Positive Interactions Promote Public Cooperation

Carrots Are Better Than Sticks The challenge of dealing with freeloaders—who benefit from a common good but refuse to pay their “fair share” of the costs—has often been met in theoretical and laboratory studies by sanctioning costly punishment, in which contributors pay a portion of their benefit so that freeloaders lose theirs. Rand et al. (p. 1272; see the news story by Pennisi and the cover) added a private interaction session after each round of the public goods game during which participants were allowed to reward or punish other members of their group. The outcome showed that reward was as effective as punishment in maintaining a cooperative mindset, and doing so via rewarding interactions allowed the entire group to prosper because less is lost to the costs of punishing. Reward is as good as punishment to promote cooperation, costs less, and increases the share out of resources up for grabs. The public goods game is the classic laboratory paradigm for studying collective action problems. Each participant chooses how much to contribute to a common pool that returns benefits to all participants equally. The ideal outcome occurs if everybody contributes the maximum amount, but the self-interested strategy is not to contribute anything. Most previous studies have found punishment to be more effective than reward for maintaining cooperation in public goods games. The typical design of these studies, however, represses future consequences for today’s actions. In an experimental setting, we compare public goods games followed by punishment, reward, or both in the setting of truly repeated games, in which player identities persist from round to round.

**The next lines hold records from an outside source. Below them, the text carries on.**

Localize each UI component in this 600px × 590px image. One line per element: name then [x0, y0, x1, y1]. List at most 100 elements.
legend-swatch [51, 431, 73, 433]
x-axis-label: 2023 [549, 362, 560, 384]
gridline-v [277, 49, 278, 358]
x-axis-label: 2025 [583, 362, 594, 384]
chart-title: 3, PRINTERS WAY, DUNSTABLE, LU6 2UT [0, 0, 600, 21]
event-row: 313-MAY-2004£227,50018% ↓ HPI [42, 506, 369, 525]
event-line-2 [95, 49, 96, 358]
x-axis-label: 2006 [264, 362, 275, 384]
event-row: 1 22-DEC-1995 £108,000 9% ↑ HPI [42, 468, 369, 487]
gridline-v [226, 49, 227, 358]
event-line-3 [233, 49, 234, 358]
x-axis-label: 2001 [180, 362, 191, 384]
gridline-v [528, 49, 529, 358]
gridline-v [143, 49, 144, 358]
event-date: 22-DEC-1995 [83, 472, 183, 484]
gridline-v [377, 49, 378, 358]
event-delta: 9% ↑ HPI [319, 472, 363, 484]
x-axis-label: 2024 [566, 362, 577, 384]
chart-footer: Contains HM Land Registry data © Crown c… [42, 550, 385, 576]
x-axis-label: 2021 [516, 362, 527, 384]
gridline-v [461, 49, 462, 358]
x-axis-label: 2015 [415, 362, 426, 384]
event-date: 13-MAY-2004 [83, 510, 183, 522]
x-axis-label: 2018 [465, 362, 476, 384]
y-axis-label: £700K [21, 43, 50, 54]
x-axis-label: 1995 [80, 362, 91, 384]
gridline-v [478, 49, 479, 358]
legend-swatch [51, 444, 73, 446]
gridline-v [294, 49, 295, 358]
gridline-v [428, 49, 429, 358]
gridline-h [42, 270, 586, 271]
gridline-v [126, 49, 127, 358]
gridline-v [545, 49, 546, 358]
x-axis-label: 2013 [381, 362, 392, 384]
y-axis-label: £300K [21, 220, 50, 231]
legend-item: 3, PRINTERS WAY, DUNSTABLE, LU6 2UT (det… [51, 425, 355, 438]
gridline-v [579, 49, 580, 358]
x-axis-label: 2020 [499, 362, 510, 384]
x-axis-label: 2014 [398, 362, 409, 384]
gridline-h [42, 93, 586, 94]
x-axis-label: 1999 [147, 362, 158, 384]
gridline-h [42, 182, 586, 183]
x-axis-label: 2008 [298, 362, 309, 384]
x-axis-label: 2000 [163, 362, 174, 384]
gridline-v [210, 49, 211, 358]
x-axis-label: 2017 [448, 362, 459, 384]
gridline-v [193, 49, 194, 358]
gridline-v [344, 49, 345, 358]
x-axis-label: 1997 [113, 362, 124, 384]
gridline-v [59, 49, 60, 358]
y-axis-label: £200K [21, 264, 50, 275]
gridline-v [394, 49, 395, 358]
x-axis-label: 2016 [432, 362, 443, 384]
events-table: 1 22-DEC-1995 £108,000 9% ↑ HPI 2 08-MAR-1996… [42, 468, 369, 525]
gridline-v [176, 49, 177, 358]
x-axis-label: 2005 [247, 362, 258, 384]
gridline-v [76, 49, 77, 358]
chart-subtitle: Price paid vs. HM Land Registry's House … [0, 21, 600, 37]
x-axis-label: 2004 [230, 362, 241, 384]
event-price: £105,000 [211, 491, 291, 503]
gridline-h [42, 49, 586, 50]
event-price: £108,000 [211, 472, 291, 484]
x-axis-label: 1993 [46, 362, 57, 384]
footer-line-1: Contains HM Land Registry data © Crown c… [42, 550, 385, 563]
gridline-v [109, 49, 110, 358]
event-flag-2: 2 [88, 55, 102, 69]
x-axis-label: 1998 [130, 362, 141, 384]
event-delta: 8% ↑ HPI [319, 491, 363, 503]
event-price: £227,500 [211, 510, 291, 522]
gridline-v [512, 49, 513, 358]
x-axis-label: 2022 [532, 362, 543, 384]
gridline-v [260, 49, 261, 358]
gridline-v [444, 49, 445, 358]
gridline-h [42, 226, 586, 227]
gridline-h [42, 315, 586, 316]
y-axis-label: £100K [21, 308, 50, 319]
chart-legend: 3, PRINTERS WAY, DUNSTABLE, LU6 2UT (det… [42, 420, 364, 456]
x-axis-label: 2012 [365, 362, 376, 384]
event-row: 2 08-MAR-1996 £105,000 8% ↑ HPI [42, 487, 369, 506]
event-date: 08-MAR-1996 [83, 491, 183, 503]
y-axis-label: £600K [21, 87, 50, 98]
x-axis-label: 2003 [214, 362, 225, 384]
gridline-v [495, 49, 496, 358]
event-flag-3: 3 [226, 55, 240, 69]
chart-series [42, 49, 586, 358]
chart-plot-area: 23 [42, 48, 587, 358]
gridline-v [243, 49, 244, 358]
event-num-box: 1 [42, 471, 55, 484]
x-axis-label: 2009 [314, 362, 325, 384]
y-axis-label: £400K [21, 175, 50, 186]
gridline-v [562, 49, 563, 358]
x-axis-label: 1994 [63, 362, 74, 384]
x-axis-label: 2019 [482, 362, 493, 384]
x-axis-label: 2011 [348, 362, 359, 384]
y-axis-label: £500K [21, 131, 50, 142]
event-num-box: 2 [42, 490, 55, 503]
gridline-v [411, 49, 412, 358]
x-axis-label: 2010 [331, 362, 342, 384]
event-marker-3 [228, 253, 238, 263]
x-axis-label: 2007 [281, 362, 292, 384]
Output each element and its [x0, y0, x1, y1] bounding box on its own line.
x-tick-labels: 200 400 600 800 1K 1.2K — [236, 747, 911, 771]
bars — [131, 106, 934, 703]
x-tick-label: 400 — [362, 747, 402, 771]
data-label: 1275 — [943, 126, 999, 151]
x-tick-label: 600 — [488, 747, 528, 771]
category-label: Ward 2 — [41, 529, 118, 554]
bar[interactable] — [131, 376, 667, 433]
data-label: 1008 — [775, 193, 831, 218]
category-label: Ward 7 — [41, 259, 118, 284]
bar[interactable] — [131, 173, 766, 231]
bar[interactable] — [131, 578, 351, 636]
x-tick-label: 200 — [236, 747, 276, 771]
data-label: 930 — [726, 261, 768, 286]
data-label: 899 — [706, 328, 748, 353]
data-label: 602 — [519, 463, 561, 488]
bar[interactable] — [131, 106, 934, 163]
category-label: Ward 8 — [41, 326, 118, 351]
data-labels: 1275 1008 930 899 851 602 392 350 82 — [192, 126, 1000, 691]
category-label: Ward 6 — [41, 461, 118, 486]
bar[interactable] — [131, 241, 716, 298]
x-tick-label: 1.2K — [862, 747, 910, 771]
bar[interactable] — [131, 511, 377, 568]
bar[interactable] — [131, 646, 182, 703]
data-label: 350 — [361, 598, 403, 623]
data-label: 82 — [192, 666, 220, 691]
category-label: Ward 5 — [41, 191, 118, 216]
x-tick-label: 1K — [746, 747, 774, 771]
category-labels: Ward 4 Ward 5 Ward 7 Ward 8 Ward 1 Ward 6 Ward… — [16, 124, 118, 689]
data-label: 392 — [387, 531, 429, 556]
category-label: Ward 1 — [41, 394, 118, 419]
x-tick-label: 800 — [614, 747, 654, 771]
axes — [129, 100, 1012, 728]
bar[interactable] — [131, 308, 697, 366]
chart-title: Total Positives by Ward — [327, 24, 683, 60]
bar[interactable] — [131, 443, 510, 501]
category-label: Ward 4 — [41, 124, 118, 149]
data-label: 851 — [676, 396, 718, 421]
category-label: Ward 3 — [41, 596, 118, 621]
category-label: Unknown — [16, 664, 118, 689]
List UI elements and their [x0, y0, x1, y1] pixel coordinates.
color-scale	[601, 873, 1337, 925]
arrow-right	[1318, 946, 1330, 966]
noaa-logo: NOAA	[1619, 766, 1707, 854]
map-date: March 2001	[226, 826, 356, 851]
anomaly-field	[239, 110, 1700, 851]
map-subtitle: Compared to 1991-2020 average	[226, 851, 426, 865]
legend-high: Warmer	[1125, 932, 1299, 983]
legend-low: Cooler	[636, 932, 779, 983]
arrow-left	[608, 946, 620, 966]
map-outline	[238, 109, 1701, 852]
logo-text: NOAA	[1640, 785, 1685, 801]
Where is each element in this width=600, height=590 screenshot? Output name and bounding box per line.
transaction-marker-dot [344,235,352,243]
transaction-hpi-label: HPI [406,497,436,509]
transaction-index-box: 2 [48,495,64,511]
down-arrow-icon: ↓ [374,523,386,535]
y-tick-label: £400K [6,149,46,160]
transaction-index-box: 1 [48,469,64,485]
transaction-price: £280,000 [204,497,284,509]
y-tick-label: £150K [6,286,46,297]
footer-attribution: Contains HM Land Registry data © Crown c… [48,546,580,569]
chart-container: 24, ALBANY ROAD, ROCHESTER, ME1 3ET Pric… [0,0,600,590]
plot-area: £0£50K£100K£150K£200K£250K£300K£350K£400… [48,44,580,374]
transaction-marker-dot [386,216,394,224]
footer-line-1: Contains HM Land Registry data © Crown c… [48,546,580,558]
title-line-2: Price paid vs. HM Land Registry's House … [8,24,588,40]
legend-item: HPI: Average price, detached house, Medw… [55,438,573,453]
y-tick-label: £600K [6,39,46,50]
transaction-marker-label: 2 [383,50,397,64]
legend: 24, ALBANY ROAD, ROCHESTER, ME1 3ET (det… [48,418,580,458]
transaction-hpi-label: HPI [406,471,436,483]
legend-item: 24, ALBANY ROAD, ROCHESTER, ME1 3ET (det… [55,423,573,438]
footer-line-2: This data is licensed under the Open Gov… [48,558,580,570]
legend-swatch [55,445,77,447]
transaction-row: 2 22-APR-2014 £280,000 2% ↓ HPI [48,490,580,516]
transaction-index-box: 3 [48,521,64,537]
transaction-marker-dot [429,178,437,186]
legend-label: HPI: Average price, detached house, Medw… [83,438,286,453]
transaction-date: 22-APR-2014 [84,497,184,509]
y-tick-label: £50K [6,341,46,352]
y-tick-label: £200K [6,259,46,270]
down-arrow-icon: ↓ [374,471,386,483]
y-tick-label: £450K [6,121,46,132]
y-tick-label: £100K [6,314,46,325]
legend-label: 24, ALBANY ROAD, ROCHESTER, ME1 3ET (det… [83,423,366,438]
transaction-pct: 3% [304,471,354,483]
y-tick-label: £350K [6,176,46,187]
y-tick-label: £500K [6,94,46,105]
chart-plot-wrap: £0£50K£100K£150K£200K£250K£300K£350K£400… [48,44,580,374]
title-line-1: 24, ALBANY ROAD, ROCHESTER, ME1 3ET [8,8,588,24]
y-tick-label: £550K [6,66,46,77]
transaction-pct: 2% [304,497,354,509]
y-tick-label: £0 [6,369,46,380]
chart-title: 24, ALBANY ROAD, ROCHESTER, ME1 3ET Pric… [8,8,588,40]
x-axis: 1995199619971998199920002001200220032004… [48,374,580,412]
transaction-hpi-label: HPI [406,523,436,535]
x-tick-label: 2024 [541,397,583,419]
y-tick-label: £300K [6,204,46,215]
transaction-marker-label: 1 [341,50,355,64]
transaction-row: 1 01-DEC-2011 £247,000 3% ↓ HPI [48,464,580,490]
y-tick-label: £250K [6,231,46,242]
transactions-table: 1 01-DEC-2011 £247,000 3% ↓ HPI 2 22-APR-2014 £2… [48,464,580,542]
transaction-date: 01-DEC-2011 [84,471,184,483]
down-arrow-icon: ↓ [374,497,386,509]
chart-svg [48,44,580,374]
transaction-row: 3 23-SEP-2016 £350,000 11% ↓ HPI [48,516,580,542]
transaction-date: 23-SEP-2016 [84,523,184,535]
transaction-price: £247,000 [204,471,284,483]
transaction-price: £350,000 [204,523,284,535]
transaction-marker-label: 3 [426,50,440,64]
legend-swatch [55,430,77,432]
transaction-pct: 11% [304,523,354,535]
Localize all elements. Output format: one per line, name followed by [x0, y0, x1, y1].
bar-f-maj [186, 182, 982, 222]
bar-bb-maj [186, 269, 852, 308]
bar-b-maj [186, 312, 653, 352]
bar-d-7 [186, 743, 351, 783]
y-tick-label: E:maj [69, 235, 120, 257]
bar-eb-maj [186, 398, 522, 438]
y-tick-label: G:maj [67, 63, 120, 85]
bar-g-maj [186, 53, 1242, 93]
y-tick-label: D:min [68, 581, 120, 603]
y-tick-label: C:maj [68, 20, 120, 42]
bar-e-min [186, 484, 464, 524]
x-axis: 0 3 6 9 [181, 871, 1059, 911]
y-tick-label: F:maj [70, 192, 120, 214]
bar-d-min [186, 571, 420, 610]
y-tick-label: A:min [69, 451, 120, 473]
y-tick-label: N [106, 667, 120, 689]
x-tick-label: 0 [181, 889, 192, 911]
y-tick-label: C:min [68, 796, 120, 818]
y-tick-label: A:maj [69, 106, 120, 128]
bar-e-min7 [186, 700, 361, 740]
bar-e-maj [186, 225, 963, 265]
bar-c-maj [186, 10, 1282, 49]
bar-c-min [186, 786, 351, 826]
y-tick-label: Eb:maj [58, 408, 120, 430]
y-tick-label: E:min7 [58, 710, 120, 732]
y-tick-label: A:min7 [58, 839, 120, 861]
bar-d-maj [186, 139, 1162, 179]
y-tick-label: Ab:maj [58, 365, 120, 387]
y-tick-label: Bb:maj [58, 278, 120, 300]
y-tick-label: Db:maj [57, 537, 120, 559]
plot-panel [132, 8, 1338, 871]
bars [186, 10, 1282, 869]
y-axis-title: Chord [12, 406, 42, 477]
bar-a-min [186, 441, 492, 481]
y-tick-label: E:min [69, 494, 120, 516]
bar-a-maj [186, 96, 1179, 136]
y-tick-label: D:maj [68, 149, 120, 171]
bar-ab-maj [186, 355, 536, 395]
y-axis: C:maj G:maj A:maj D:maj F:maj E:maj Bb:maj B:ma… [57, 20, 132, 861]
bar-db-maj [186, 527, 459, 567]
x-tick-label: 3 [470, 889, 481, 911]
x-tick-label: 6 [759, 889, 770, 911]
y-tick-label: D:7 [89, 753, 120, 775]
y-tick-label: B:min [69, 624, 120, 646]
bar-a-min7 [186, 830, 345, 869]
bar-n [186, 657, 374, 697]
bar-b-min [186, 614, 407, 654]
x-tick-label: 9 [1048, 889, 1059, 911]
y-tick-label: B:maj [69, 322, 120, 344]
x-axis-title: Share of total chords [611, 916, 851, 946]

We show that reward is as effective as punishment for maintaining public cooperation and leads to higher total earnings. Moreover, when both options are available, reward leads to increased contributions and payoff, whereas punishment has no effect on contributions and leads to lower payoff. We conclude that reward outperforms punishment in repeated public goods games and that human cooperation in such repeated settings is best supported by positive interactions with others.